Home Świat Najlepsze i najgorsze z pierwszego dnia wolnych transferów w NHL

Najlepsze i najgorsze z pierwszego dnia wolnych transferów w NHL

18
0


Pierwszy dzień wolnych transferów w NHL był niczym innym jak czystym chaosem. Gracze znikali z planszy niemal błyskawicznie, gdy drużyny przygotowywały się na sezon 2024.

Łącznie w poniedziałek zakontraktowano 185 graczy, a drużyny łącznie wydały ponad 1,2 miliarda dolarów, według CapFriendlyOto najlepsze i najgorsze fragmenty poniedziałkowego szaleństwa wolnych agentów.

Najlepszy kontrakt:
Matt Duchene, C, Dallas Stars

Kontrakt: jeden rok, 3 miliony dolarów

Duchene grał na tej samej rocznej umowie w 2023 roku i osiągnął 25-golowy, 65-punktowy sezon, czwarty najlepszy w swojej karierze pod względem punktacji. Powrót na środek z prawego skrzydła był ruchem, którego Duchene chciał, ale nigdy nie otrzymał podczas swojego pobytu w Nashville, ale jest to pozycja, która najlepiej pasuje do niego w składzie Dallas.
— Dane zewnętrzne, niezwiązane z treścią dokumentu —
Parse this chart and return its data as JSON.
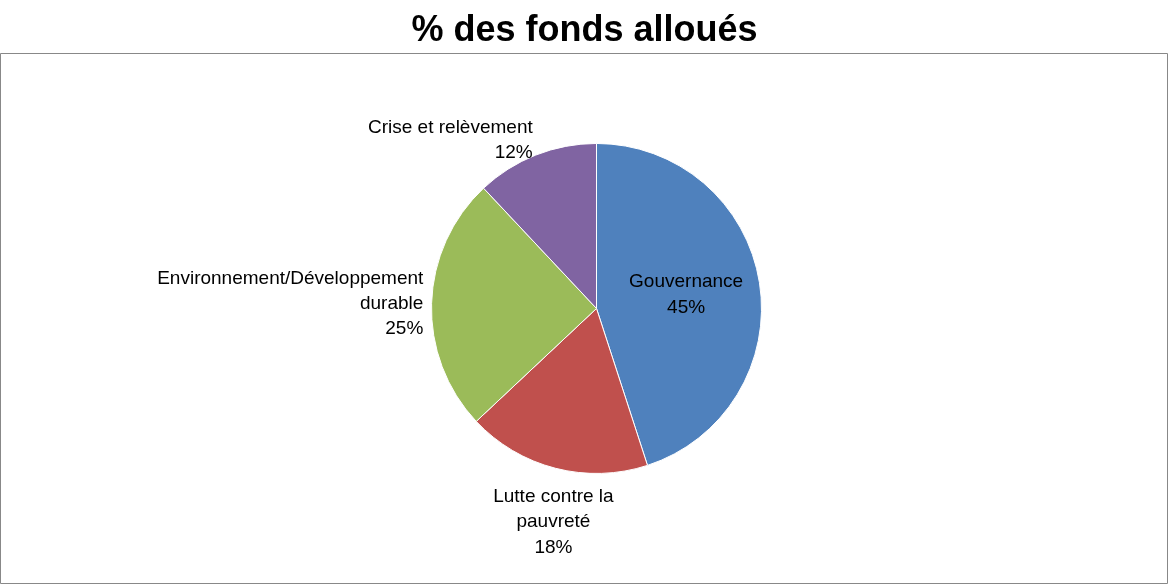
{
  "chart_data": {
    "type": "pie",
    "title": "% des fonds alloués",
    "categories": [
      "Gouvernance",
      "Lutte contre la pauvreté",
      "Environnement/Développement durable",
      "Crise et relèvement"
    ],
    "values": [
      45,
      18,
      25,
      12
    ],
    "value_labels": [
      "45%",
      "18%",
      "25%",
      "12%"
    ],
    "colors": [
      "#4f81bd",
      "#c0504d",
      "#9bbb59",
      "#8064a2"
    ]
  }
}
Jeśli drużynie Stars uda się wyciągnąć od Duchene’a kolejny sezon z 20 golami i 60 punktami za jedyne 3 mln dolarów, ta umowa będzie wyglądać jeszcze lepiej niż teraz.

Najgorszy kontrakt:
Jakow Trenin, prawy obrońca, Minnesota Wild

Kontrakt: cztery lata, 14 mln dolarów (3,5 mln rocznie)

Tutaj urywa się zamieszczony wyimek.